Key documents, meant to address shortcomings discovered during a local government’s safety audit, have finally been made public.

Key documents, including a 58-point action plan meant to address shortcomings discovered during a local government’s safety audit, have finally been made public.

The action plan was created by Regional District of Okanagan-Similkameen staff after learning in May the organization did not meet the requirements to renew a Certificate of Recognition that triggered $31,000 in savings on WorkSafeBC premiums over three years.

The COR program is voluntary and goes beyond minimum safety regulations established by law.

RDOS administrators told elected officials about the audit results in August, and later released only copies of the audit report’s executive summary from which names of peripheral organizations, such as volunteer fire departments and recreation commissions, had been redacted.

Newspapers  were advised to file freedom of information requests for the full report.

The executive summary cited the lack of a single safety management system across all RDOS operations as the main reason for not renewing the certificate, and was the basis for articles in the Western News and the Keremeos Review.

Tom Siddon, the director for Okanagan Falls-Kaleden, told colleagues at a committee meeting Thursday the articles prompted calls from members of peripheral organizations who complained they only learned of the audit results through the media.

“The two headlines were: ‘RDOS fails safety audit,’ and secondly, ‘RDOS official blames voluntary groups for the shortcoming.’ I know that’s not what happened, but that’s the perception that a simple headline can produce,” Siddon said.

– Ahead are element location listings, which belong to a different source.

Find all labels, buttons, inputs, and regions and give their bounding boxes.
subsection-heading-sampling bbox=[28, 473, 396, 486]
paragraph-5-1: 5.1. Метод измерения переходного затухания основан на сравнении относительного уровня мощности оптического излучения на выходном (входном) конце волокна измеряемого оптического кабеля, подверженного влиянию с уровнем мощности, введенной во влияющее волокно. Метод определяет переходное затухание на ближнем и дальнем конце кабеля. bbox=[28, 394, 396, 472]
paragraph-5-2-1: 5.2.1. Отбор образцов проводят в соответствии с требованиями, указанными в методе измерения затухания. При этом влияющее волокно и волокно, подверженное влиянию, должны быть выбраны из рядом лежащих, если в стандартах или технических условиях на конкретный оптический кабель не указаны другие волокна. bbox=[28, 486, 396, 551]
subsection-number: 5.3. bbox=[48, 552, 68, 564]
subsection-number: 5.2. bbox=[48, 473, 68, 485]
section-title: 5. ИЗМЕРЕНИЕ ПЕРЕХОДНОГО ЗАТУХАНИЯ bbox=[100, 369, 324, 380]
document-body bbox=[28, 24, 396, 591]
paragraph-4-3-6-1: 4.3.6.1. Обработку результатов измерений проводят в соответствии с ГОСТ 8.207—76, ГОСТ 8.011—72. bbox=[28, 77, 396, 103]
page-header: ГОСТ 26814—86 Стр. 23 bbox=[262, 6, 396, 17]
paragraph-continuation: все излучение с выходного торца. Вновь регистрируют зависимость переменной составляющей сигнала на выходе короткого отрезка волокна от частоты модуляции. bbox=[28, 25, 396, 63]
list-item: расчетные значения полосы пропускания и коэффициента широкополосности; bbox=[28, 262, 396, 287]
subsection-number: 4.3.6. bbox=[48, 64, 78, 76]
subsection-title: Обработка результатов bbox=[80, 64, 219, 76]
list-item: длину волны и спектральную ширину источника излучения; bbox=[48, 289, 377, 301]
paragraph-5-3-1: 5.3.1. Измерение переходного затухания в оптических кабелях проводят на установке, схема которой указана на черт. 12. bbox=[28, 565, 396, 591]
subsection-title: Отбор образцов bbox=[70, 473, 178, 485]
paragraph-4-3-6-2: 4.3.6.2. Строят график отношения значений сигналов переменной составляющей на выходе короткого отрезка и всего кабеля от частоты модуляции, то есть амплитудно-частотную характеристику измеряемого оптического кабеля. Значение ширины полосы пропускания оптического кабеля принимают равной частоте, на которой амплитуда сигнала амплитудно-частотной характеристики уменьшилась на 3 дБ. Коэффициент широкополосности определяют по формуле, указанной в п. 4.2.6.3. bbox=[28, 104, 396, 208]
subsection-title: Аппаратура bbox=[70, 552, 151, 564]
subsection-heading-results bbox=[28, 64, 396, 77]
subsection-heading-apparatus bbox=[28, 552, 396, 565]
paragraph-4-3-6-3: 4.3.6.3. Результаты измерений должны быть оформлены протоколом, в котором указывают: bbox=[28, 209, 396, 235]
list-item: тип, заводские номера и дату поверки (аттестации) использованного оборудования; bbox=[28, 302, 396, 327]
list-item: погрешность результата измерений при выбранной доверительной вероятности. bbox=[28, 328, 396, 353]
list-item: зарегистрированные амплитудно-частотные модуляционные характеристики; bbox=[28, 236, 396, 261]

The RDOS scored 55 per cent on the audit, but needed 80 per cent to achieve recertification.

Earlier this month, Siddon urged RDOS administrators to release the full report to set the record straight.

The document and its accompanying action plan were finally released Thursday.

The to-do list includes ensuring first-aid attendants write reports after treating workers, creating safe work procedures for all pieces of equipment like sweepers and mowers, and numerous suggestions relating to the functioning of safety committees.

Penticton Mayor Garry Litke, also an RDOS director, noted it’s “a very ambitious action plan,” but “it obviously can’t happen without resources.”

Chief administrative officer Bill Newell said directors might need to consider hiring someone to help with implementation.

“Everyone’s struggling for resources. To fulfill the requirement for record-keeping and statistics-keeping and meetings… is onerous,” he said.

“And while we strive to do that, in some of our completely volunteer or independent parts of our operations, it’s not quite as high a priority or they don’t have quite the same capabilities of doing that.”

Newell also explained that although the RDOS was told by the same auditor in 2010 that it needed to establish a comprehensive safety system, it decided to skip that recommendation.

“We didn’t want to impose our rules on really volunteer fire departments and employees of recreation commissions that had other priorities, he said, before reiterating that the auditor placed blame with RDOS administrators, not the peripheral departments.

“He’s saying, administratively we did not do our job imposing a single safety management system throughout the organization. We take that personally,” Newell said.